I have known since I was a boy that God was calling me into the pastoral ministry. I pursued it with everything in me. There have been some rough patches along the way, but somehow I managed to stay on track.
A little over a year ago, Singing Hills Christian Church fired me (Oh, I mean let me resign). They sought me out, hired me, moved me, made a miserably difficult ministry and then unceremoniously and for completely non-reasons fired me.
All of that happened while we were dealing with a brain tumor in Wendy.
So we have kids that were uprooted and moved, then confronted with a horrible and very scary health issue, then their father is fired from the church, and now we don’t know what to do in regard to my calling.
I can’t, I won’t pick my kids back up and move them–they have been through enough. I want them to be able to go through school without being uprooted again. I don’t want my kids moving into adulthood resenting the church and God. So we have to stay here in Oregon for another 4 years.
I thought I had figured a way to connect up with a ministry in the United Methodist Church. They were going to transfer my ordination and get things rolling with me being a pastor for them. Long story short, it didn’t work out because of some procedural stuff. So they wanted me to join one of their churches and work through the whole process. No problem.

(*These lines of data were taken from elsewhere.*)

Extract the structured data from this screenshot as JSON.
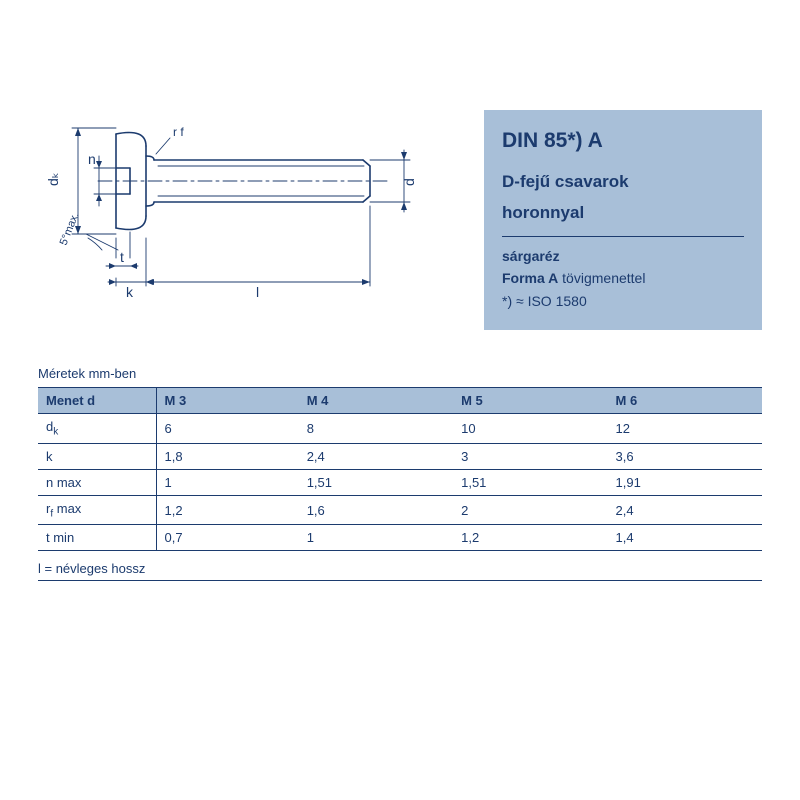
{
  "panel": {
    "standard": "DIN 85*) A",
    "title_line1": "D-fejű csavarok",
    "title_line2": "horonnyal",
    "material": "sárgaréz",
    "forma_label": "Forma A",
    "forma_text": " tövigmenettel",
    "iso_note": "*) ≈ ISO 1580",
    "bg_color": "#a8bfd8",
    "text_color": "#1c3b6e",
    "std_fontsize": 21,
    "title_fontsize": 17,
    "body_fontsize": 14
  },
  "diagram": {
    "stroke_color": "#1c3b6e",
    "stroke_width": 1.6,
    "labels": {
      "dk": "dₖ",
      "n": "n",
      "angle": "5°max.",
      "rf": "r f",
      "t": "t",
      "k": "k",
      "l": "l",
      "d": "d"
    }
  },
  "table": {
    "caption": "Méretek mm-ben",
    "header_bg": "#a8bfd8",
    "border_color": "#1c3b6e",
    "fontsize": 13,
    "columns": [
      "Menet d",
      "M 3",
      "M 4",
      "M 5",
      "M 6"
    ],
    "rows": [
      {
        "label_html": "d<sub>k</sub>",
        "cells": [
          "6",
          "8",
          "10",
          "12"
        ]
      },
      {
        "label_html": "k",
        "cells": [
          "1,8",
          "2,4",
          "3",
          "3,6"
        ]
      },
      {
        "label_html": "n max",
        "cells": [
          "1",
          "1,51",
          "1,51",
          "1,91"
        ]
      },
      {
        "label_html": "r<sub>f</sub> max",
        "cells": [
          "1,2",
          "1,6",
          "2",
          "2,4"
        ]
      },
      {
        "label_html": "t min",
        "cells": [
          "0,7",
          "1",
          "1,2",
          "1,4"
        ]
      }
    ]
  },
  "footnote": "l = névleges hossz"
}
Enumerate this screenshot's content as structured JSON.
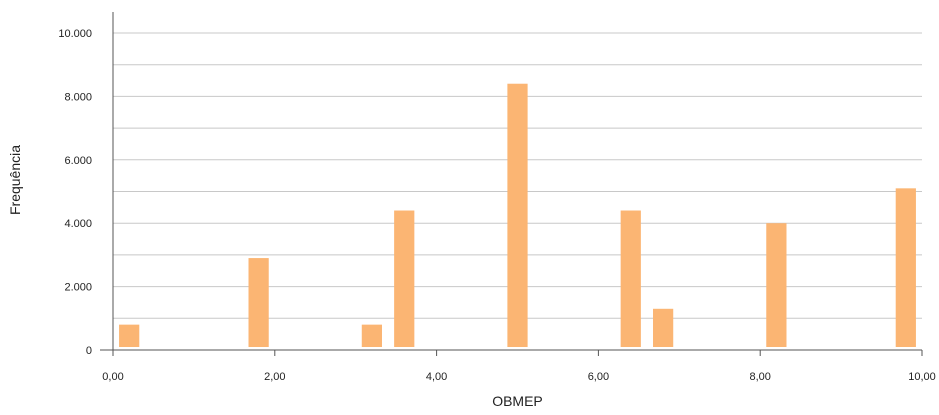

No problem because we were attending a great UMC church in Hillsboro. I loved the pastor and his preaching. The problem came when we realized how long things were going to take and neither Wendy nor the girls were connecting with the church well. Again, we were off to the wilderness.
Again, I don’t want my kids to hate church. I don’t want to run this race and lose the ones most valuable to me.
This weekend I notified the higher ups in the UMC that we were not at a UMC church any more. That closes the door to the UMC pastorate. Rightfully so.
But I don’t know what to do now. I don’t have a church (either to preach in or even to attend), my kids are slipping out of the routine of worship and they don’t have the same “natural” draw to the church, Wendy and I are disconnected from the church.
God, what is going on? All the doors are closed. I know you called me. I have faithfully followed that calling. But the doors are closed. I am afraid they may be forever closed.
God, are you there?
I suppose this is what it feels like to be lost.